CEA Department of Astrophysics
UMR AIM
Astrophysics has long played a major role within France’s CEA, the Commission for Atomic and Alternative Energy, since the development of x-ray and gamma ray detectors led to their use in the observation of high energy sources in the universe. At the Department of Astrophysics / UMR AIM, scientists have built on these core competencies to build a department that brings together top researchers in instrumentation, numerical simulation and data analysis.
As a joint research centre, the Department of Astrophysics is committed to breaking down the barriers between these three pillars, combining R&D on detectors, space instrumentation, high level scientific exploitation of space mission and ground based instruments, innovative statistics signal analysis, theory and numerical simulations. Knowledge in all these areas is required to answer key astrophysical questions, from the study of exoplanets to the behaviour of the sun.
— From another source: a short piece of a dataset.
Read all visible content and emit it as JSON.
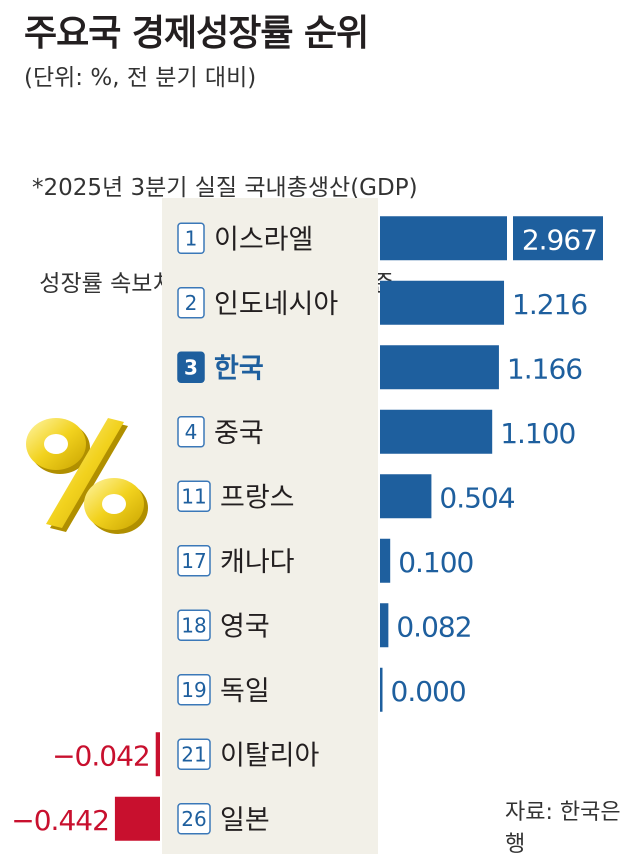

The department is working on a wide range of European Space Agency missions, across their “Cosmic Vision 2015-2025” program and beyond. Projects include everything from the Solar Orbiter to PLATO and Euclid, working at the design and planning stage, up to building instruments and analysing data.
Euclid is a space telescope aiming to map the geometry of the dark Universe consisting of a 1.2m telescope equipped with two instruments: a wide field imager for visible wavelengths (VIS) and a near-infrared spectro-imager (NISP). CEA will provide the focal plane for the VIS instrument (around 36 CCDs totalling more than 500 million pixels) alongside a control system for its motors and electric power, as well as cryo-mechanisms for the NISP.
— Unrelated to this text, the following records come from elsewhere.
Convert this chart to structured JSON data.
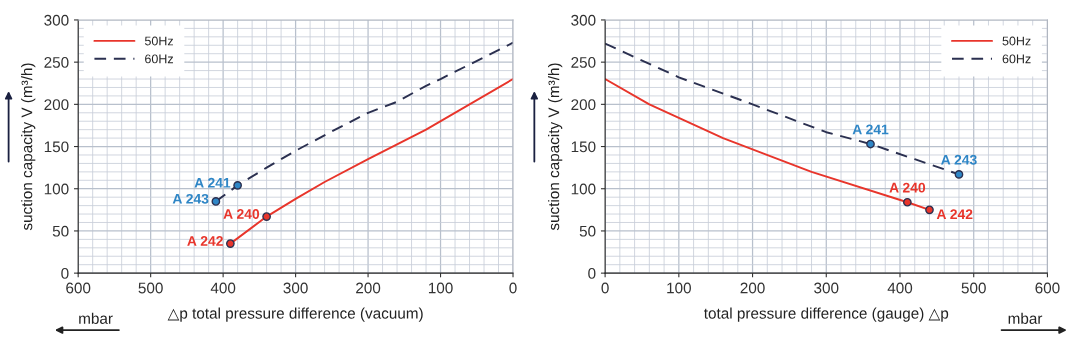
{
  "chart_data": [
    {
      "type": "line",
      "xlabel": "△p total pressure difference (vacuum)",
      "ylabel": "suction capacity V (m³/h)",
      "annotations": [
        "mbar"
      ],
      "xlim": [
        600,
        0
      ],
      "ylim": [
        0,
        300
      ],
      "xticks": [
        0,
        100,
        200,
        300,
        400,
        500,
        600
      ],
      "yticks": [
        0,
        50,
        100,
        150,
        200,
        250,
        300
      ],
      "grid": true,
      "legend": "top left",
      "series": [
        {
          "name": "50Hz",
          "color": "#e8352b",
          "line_style": "solid",
          "x": [
            390,
            340,
            300,
            260,
            200,
            120,
            0
          ],
          "values": [
            35,
            67,
            88,
            108,
            135,
            170,
            230
          ]
        },
        {
          "name": "60Hz",
          "color": "#2b3050",
          "line_style": "dashed",
          "x": [
            410,
            380,
            340,
            300,
            250,
            200,
            160,
            120,
            100,
            0
          ],
          "values": [
            85,
            104,
            125,
            145,
            168,
            190,
            203,
            222,
            230,
            273
          ]
        },
        {
          "type": "scatter",
          "color": "#2f86c6",
          "x": [
            380,
            410
          ],
          "values": [
            104,
            85
          ],
          "value_labels": [
            "A 241",
            "A 243"
          ]
        },
        {
          "type": "scatter",
          "color": "#e8352b",
          "x": [
            340,
            390
          ],
          "values": [
            67,
            35
          ],
          "value_labels": [
            "A 240",
            "A 242"
          ]
        }
      ]
    },
    {
      "type": "line",
      "xlabel": "total pressure difference (gauge) △p",
      "ylabel": "suction capacity V (m³/h)",
      "annotations": [
        "mbar"
      ],
      "xlim": [
        0,
        600
      ],
      "ylim": [
        0,
        300
      ],
      "xticks": [
        0,
        100,
        200,
        300,
        400,
        500,
        600
      ],
      "yticks": [
        0,
        50,
        100,
        150,
        200,
        250,
        300
      ],
      "grid": true,
      "legend": "top right",
      "series": [
        {
          "name": "50Hz",
          "color": "#e8352b",
          "line_style": "solid",
          "x": [
            0,
            60,
            160,
            280,
            410,
            440
          ],
          "values": [
            230,
            200,
            160,
            120,
            84,
            75
          ]
        },
        {
          "name": "60Hz",
          "color": "#2b3050",
          "line_style": "dashed",
          "x": [
            0,
            100,
            200,
            300,
            360,
            420,
            480
          ],
          "values": [
            272,
            232,
            200,
            167,
            153,
            135,
            117
          ]
        },
        {
          "type": "scatter",
          "color": "#2f86c6",
          "x": [
            360,
            480
          ],
          "values": [
            153,
            117
          ],
          "value_labels": [
            "A 241",
            "A 243"
          ]
        },
        {
          "type": "scatter",
          "color": "#e8352b",
          "x": [
            410,
            440
          ],
          "values": [
            84,
            75
          ],
          "value_labels": [
            "A 240",
            "A 242"
          ]
        }
      ]
    }
  ]
}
To effectively design missions like Euclid, as well as to effectively use the data that’s gathered, extensive astrophysical numerical simulation is required, with calculations that require vast amounts of computing power. In CEA’s Cosmology and Galaxy Evolution Group, researchers are combining observations from large spatial instruments and telescopes with high-resolution computer simulations to reconstruct evolution of galaxies. Data from missions like Euclid will have a major impact on their understanding of the role dark matter and dark energy plays in the physics governing large-scale structure formation.
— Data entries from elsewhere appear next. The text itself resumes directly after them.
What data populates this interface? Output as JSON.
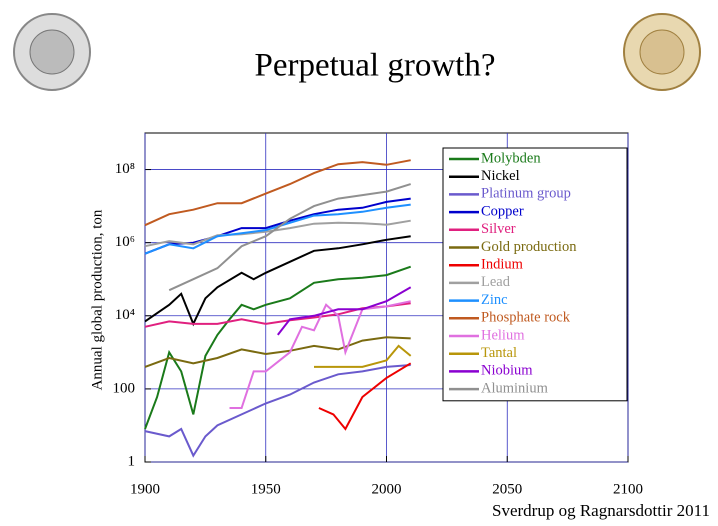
{
  "slide_title": "Perpetual growth?",
  "credit": "Sverdrup og Ragnarsdottir 2011",
  "chart_data": {
    "type": "line",
    "ylabel": "Annual global production, ton",
    "log_y": true,
    "grid": true,
    "legend": "upper right",
    "xlim": [
      1900,
      2100
    ],
    "xticks": [
      1900,
      1950,
      2000,
      2050,
      2100
    ],
    "ylim": [
      1,
      1000000000
    ],
    "yticks": [
      1,
      100,
      {
        "value": 10000,
        "label": "10⁴"
      },
      {
        "value": 1000000,
        "label": "10⁶"
      },
      {
        "value": 100000000,
        "label": "10⁸"
      }
    ],
    "series": [
      {
        "name": "Molybden",
        "color": "#1a7a1a",
        "x": [
          1900,
          1905,
          1910,
          1915,
          1920,
          1925,
          1930,
          1935,
          1940,
          1945,
          1950,
          1960,
          1970,
          1980,
          1990,
          2000,
          2010
        ],
        "values": [
          8,
          60,
          1000,
          300,
          20,
          800,
          3000,
          8000,
          20000,
          15000,
          20000,
          30000,
          80000,
          100000,
          110000,
          130000,
          220000
        ]
      },
      {
        "name": "Nickel",
        "color": "#000000",
        "x": [
          1900,
          1910,
          1915,
          1920,
          1925,
          1930,
          1940,
          1945,
          1950,
          1960,
          1970,
          1980,
          1990,
          2000,
          2010
        ],
        "values": [
          7000,
          20000,
          40000,
          6000,
          30000,
          60000,
          150000,
          100000,
          150000,
          300000,
          600000,
          700000,
          900000,
          1200000,
          1500000
        ]
      },
      {
        "name": "Platinum group",
        "color": "#6a5acd",
        "x": [
          1900,
          1910,
          1915,
          1920,
          1925,
          1930,
          1940,
          1950,
          1960,
          1970,
          1980,
          1990,
          2000,
          2010
        ],
        "values": [
          7,
          5,
          8,
          1.5,
          5,
          10,
          20,
          40,
          70,
          150,
          250,
          300,
          400,
          450
        ]
      },
      {
        "name": "Copper",
        "color": "#0000cc",
        "x": [
          1900,
          1910,
          1920,
          1930,
          1940,
          1950,
          1960,
          1970,
          1980,
          1990,
          2000,
          2010
        ],
        "values": [
          500000,
          900000,
          1000000,
          1500000,
          2500000,
          2500000,
          4000000,
          6000000,
          8000000,
          9000000,
          13000000,
          16000000
        ]
      },
      {
        "name": "Silver",
        "color": "#e0207f",
        "x": [
          1900,
          1910,
          1920,
          1930,
          1940,
          1950,
          1960,
          1970,
          1980,
          1990,
          2000,
          2010
        ],
        "values": [
          5000,
          7000,
          6000,
          6000,
          8000,
          6000,
          7500,
          9000,
          11000,
          16000,
          18000,
          22000
        ]
      },
      {
        "name": "Gold production",
        "color": "#7a6a10",
        "x": [
          1900,
          1910,
          1920,
          1930,
          1940,
          1950,
          1960,
          1970,
          1980,
          1990,
          2000,
          2010
        ],
        "values": [
          400,
          700,
          500,
          700,
          1200,
          900,
          1100,
          1500,
          1200,
          2100,
          2600,
          2400
        ]
      },
      {
        "name": "Indium",
        "color": "#ee0000",
        "x": [
          1972,
          1978,
          1983,
          1990,
          2000,
          2010
        ],
        "values": [
          30,
          20,
          8,
          60,
          200,
          500
        ]
      },
      {
        "name": "Lead",
        "color": "#a0a0a0",
        "x": [
          1900,
          1910,
          1920,
          1930,
          1940,
          1950,
          1960,
          1970,
          1980,
          1990,
          2000,
          2010
        ],
        "values": [
          800000,
          1100000,
          900000,
          1600000,
          1700000,
          2000000,
          2500000,
          3300000,
          3500000,
          3400000,
          3100000,
          4000000
        ]
      },
      {
        "name": "Zinc",
        "color": "#1e90ff",
        "x": [
          1900,
          1910,
          1920,
          1930,
          1940,
          1950,
          1960,
          1970,
          1980,
          1990,
          2000,
          2010
        ],
        "values": [
          500000,
          900000,
          700000,
          1500000,
          1800000,
          2200000,
          3500000,
          5500000,
          6000000,
          7000000,
          9000000,
          11000000
        ]
      },
      {
        "name": "Phosphate rock",
        "color": "#c05a20",
        "x": [
          1900,
          1910,
          1920,
          1930,
          1940,
          1950,
          1960,
          1970,
          1980,
          1990,
          2000,
          2010
        ],
        "values": [
          3000000,
          6000000,
          8000000,
          12000000,
          12000000,
          22000000,
          40000000,
          80000000,
          140000000,
          160000000,
          135000000,
          180000000
        ]
      },
      {
        "name": "Helium",
        "color": "#e070e0",
        "x": [
          1935,
          1940,
          1945,
          1950,
          1960,
          1965,
          1970,
          1975,
          1980,
          1983,
          1990,
          2000,
          2010
        ],
        "values": [
          30,
          30,
          300,
          300,
          1000,
          5000,
          4000,
          20000,
          10000,
          1000,
          15000,
          18000,
          25000
        ]
      },
      {
        "name": "Tantal",
        "color": "#b8960a",
        "x": [
          1970,
          1980,
          1990,
          2000,
          2005,
          2010
        ],
        "values": [
          400,
          400,
          400,
          600,
          1500,
          800
        ]
      },
      {
        "name": "Niobium",
        "color": "#8a00d0",
        "x": [
          1955,
          1960,
          1970,
          1980,
          1990,
          2000,
          2010
        ],
        "values": [
          3000,
          8000,
          10000,
          15000,
          15000,
          25000,
          60000
        ]
      },
      {
        "name": "Aluminium",
        "color": "#909090",
        "x": [
          1910,
          1920,
          1930,
          1940,
          1950,
          1960,
          1970,
          1980,
          1990,
          2000,
          2010
        ],
        "values": [
          50000,
          100000,
          200000,
          800000,
          1500000,
          4500000,
          10000000,
          16000000,
          20000000,
          25000000,
          40000000
        ]
      }
    ]
  }
}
Beyond Euclid, CEA scientists are working on a wide range of projects including understanding the dynamics of hot plasmas in clusters of galaxies, as well as observing star formation in cold interstellar medium. From large scale missions with ESA, to supporting young researchers in analysis and interpreting key astrophysical data, CEA’s Department of Astrophysics is bringing together all the skills and technology necessary to observe the universe at all wavelengths and improve our understanding of the universe.